Havia me esquecido do quanto Carey Mulligan é uma atriz extraordinária. Talvez porque minha última lembrança dela tenha sido com BELA VINGANÇA, de 2020, um filme que foge um pouco do registro realista. MAESTRO (2023), segundo longa-metragem na direção de Bradley Cooper, trata mais uma vez de música, seguindo os passos de NASCE UMA ESTRELA (2018), e valorizando, como bom filme de ator que é, as interpretações. Há pelo menos uns três embates de interpretações entre Cooper e Mulligan que já me fazem pensar nos clipes do Oscar 2024. Como não achei a vida de Leonard Berstein tão extraordinária assim, o que mais me chamou a atenção no filme foram as experimentações visuais, com uma fotografia em preto e branco de alto contraste que a princípio me lembrou Orson Welles e CIDADÃO KANE e em seguida o uso de cores vivas que lembram produções visuais das épocas retratadas.

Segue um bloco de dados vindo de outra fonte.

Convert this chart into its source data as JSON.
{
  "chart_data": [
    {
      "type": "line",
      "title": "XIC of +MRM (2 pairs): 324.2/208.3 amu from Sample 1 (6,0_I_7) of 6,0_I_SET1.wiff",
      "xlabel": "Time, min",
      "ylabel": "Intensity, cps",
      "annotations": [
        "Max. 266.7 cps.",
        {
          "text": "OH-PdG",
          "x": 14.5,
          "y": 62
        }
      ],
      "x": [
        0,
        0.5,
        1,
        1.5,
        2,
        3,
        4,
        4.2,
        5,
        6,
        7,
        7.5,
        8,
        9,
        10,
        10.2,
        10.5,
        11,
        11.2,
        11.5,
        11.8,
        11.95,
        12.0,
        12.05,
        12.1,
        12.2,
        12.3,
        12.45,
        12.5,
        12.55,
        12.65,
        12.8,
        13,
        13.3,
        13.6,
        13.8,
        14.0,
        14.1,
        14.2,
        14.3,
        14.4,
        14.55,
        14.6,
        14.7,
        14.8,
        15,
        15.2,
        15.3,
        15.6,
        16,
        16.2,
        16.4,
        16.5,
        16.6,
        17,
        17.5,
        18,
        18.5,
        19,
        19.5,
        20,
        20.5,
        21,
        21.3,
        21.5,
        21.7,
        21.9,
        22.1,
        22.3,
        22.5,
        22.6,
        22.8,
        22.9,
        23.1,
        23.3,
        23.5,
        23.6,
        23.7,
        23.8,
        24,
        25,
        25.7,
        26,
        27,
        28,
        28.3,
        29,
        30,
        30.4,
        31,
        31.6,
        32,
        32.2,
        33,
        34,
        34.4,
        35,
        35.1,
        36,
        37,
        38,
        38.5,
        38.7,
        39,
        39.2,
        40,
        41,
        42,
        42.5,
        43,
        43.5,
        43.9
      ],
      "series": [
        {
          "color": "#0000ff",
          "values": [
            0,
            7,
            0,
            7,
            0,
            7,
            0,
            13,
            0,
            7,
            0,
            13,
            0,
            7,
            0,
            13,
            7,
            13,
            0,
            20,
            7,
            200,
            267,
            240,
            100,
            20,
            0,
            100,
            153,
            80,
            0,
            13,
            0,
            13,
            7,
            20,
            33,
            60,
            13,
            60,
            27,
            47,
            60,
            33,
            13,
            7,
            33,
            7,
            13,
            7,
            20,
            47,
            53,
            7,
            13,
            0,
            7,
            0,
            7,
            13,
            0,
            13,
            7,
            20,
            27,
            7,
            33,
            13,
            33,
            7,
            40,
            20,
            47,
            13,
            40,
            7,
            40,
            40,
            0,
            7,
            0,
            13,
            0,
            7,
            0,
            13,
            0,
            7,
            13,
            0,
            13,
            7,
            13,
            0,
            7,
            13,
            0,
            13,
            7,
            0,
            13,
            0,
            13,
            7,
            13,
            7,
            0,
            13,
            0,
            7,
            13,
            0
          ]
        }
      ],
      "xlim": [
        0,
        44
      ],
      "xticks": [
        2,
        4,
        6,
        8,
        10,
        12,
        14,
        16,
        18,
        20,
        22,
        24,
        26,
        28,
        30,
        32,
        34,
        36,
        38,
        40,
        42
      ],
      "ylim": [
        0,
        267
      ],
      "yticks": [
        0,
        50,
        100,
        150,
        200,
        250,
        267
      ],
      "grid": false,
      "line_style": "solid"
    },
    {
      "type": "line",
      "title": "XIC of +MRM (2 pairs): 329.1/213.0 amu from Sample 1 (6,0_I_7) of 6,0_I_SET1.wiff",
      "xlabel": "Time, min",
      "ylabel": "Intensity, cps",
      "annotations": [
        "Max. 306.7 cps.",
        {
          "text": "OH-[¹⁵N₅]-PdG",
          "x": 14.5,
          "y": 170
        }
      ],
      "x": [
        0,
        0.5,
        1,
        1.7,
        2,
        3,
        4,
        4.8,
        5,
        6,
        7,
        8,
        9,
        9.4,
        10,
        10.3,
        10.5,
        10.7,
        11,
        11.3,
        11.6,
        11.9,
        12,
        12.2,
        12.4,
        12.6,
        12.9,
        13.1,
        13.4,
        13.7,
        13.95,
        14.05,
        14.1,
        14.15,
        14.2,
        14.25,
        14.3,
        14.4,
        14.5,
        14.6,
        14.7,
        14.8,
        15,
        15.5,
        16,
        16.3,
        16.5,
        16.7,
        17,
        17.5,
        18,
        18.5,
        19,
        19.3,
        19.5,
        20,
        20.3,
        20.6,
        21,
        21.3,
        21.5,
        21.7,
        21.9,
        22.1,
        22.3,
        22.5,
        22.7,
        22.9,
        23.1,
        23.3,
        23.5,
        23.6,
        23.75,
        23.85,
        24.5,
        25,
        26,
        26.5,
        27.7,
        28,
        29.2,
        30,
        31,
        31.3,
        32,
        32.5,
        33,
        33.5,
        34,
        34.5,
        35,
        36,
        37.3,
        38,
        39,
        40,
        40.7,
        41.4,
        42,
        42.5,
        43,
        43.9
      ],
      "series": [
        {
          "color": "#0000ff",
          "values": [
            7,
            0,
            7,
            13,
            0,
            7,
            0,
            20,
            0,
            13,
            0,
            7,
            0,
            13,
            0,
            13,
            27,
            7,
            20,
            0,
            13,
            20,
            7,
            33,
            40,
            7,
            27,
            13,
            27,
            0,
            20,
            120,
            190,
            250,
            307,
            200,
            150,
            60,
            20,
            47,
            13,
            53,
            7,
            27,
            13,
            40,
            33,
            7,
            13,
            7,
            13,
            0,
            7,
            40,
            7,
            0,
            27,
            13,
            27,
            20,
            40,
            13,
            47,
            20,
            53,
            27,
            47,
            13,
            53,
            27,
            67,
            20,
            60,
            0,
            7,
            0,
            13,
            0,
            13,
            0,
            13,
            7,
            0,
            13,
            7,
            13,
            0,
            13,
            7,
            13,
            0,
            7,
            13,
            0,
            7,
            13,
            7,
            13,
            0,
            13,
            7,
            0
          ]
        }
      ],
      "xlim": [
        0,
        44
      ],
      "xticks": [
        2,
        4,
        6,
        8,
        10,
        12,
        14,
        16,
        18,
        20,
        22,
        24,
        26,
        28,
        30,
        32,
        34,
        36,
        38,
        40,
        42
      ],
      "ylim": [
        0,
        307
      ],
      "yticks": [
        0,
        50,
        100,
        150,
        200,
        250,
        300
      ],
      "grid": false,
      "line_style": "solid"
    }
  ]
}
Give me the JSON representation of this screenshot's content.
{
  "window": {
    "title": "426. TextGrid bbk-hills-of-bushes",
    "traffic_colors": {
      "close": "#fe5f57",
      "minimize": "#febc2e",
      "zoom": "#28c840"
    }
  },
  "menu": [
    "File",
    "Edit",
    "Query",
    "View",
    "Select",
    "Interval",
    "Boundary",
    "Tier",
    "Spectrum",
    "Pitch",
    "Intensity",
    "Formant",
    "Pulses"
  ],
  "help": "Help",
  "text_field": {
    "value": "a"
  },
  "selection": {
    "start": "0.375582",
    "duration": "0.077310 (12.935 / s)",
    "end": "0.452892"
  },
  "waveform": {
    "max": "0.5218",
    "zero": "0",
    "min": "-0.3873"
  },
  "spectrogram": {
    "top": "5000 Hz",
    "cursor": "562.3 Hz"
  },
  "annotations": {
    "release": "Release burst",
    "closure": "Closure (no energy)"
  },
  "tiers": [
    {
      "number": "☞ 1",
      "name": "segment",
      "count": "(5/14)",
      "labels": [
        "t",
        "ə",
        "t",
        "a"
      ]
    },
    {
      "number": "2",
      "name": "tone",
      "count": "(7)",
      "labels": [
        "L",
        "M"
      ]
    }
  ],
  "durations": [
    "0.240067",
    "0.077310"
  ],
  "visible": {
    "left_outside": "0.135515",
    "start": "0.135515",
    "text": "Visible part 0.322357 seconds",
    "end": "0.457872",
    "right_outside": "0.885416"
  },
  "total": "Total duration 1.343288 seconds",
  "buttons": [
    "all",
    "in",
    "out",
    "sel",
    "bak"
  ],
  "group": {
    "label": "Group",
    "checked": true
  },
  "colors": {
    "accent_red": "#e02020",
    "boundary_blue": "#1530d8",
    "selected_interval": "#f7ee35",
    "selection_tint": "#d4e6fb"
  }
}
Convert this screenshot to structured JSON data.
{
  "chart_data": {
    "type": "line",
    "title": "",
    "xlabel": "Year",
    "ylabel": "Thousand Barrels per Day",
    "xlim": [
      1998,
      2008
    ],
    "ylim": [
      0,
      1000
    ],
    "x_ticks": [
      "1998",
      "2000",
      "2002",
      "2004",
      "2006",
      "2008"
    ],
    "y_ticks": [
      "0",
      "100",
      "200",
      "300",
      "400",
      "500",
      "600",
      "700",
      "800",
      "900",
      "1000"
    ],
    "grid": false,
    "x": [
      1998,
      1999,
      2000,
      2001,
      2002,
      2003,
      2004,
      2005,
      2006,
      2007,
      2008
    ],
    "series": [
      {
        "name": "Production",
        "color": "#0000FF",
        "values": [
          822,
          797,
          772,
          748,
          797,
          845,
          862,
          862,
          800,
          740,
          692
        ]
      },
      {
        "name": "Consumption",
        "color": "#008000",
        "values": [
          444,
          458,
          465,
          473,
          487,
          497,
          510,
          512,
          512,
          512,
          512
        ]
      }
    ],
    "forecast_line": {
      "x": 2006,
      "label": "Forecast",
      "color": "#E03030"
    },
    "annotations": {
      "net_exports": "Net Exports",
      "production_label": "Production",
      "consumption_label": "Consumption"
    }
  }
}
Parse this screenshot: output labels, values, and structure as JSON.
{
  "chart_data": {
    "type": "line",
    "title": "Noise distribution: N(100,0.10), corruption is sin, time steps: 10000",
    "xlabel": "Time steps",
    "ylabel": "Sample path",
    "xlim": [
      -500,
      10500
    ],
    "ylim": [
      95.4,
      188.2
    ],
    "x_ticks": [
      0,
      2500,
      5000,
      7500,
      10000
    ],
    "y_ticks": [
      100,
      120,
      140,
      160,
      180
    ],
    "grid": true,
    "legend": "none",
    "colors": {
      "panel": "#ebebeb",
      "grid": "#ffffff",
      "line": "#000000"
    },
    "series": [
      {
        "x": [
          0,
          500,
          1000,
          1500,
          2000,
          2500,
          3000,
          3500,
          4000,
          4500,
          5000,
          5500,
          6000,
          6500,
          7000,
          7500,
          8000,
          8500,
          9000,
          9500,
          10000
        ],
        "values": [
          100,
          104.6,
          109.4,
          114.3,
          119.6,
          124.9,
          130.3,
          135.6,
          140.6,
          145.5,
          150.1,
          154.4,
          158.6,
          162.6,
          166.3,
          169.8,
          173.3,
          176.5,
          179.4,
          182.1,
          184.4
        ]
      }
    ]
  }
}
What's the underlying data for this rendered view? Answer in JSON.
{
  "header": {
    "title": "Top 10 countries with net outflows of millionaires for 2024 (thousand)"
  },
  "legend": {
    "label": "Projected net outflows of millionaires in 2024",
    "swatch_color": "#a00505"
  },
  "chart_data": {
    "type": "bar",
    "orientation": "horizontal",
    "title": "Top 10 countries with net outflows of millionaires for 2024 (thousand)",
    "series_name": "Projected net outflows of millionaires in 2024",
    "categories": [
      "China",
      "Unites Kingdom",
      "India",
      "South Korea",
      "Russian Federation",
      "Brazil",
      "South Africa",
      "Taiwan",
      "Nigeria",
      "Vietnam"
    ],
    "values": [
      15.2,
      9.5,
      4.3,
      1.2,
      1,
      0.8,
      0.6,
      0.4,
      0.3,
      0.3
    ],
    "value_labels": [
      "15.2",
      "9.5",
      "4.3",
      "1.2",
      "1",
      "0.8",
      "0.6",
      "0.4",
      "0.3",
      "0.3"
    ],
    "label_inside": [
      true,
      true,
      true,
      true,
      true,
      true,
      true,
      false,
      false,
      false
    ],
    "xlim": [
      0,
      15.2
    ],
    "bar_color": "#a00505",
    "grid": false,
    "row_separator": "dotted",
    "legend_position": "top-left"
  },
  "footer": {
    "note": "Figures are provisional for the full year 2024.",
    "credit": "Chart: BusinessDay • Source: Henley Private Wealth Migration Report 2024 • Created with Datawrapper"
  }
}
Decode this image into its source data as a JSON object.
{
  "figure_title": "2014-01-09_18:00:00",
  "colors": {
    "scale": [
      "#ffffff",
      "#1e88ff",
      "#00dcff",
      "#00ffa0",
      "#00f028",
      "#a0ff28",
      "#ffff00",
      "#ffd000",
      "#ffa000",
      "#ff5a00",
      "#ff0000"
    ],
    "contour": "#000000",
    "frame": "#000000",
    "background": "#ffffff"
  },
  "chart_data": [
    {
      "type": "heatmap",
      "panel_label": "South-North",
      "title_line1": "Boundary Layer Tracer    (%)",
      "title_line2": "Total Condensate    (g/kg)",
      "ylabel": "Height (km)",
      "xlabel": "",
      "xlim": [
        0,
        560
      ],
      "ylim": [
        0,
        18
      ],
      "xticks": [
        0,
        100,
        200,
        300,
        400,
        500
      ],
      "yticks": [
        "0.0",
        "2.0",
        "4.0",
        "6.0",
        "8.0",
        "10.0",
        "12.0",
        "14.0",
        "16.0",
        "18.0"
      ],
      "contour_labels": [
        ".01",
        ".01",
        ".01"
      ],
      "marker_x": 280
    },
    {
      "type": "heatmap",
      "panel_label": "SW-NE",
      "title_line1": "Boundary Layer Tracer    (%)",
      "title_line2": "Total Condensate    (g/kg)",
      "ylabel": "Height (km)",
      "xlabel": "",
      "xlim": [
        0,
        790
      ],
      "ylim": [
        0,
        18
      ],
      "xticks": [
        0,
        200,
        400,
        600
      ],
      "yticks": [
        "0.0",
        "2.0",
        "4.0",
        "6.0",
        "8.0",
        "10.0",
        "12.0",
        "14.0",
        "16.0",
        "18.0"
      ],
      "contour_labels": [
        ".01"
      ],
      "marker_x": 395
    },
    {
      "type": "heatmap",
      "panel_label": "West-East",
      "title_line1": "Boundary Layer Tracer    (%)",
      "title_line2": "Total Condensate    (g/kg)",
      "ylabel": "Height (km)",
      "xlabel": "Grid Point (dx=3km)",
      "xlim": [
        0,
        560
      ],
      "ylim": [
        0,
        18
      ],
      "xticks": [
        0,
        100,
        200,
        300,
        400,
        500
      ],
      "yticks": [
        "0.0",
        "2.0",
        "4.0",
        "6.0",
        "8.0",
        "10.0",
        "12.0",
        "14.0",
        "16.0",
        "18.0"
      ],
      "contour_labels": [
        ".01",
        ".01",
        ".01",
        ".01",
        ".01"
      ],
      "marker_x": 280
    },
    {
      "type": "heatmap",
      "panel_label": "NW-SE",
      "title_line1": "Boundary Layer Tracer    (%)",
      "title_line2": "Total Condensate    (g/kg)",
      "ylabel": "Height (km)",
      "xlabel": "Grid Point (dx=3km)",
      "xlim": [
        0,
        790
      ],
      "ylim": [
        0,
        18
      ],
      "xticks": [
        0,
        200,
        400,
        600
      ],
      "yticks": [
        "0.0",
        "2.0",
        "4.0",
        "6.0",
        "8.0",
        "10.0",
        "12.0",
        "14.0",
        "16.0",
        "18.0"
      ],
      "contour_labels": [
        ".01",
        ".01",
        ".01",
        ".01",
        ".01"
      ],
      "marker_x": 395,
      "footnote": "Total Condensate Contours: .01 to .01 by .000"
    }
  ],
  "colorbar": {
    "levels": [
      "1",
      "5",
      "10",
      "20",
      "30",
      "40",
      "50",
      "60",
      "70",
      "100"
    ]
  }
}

O começo do filme me causou um pouco de distanciamento, ainda que um distanciamento interessante. O distanciamento diminui com as cores e com uma maior ênfase nos dramas do casal, quando o maestro passa a pular mais a cerca e sair com rapazes, por quem sempre teve atração. A segunda parceria com o diretor de fotografia Matthew Libatique rendeu bons frutos e o trabalho de maquiagem está perfeito.

ANATOMIA DE UMA QUEDA (Anatomie d'une Chute)

A Palma de Ouro deste ano, ANATOMIA DE UMA QUEDA (2023), é um filme surpreendente e que vai quebrando as expectativas ao longo de toda a metragem. Em alguns momentos me fez lembrar os thrillers americanos mais convencionais, mas apenas pelos pontos de partida na trama. Tanto que minha cabeça já acostumada com os "supercines" da vida ficou me fazendo pensar em reviravoltas de última hora. Há também a questão da dúvida em torno da protagonista: seria ela culpada ou inocente da morte do marido? Foi suicídio, acidente ou homicídio? O uso dos flashbacks é absolutamente genial e há momentos em que a câmera se posiciona no meio das pessoas no tribunal como se não tivéssemos uma visão privilegiada da narrativa (e, de fato, não temos tanto assim). Sandra Hüller está excelente desde o começo e o garotinho Milo Machado Graner é sensacional. No mais, que beleza que foi encontrar o Cinema do Dragão lotado em plena quinta-feira para ver o suposto melhor trabalho de Justine Trier durante o Festival Varilux de Cinema Francês.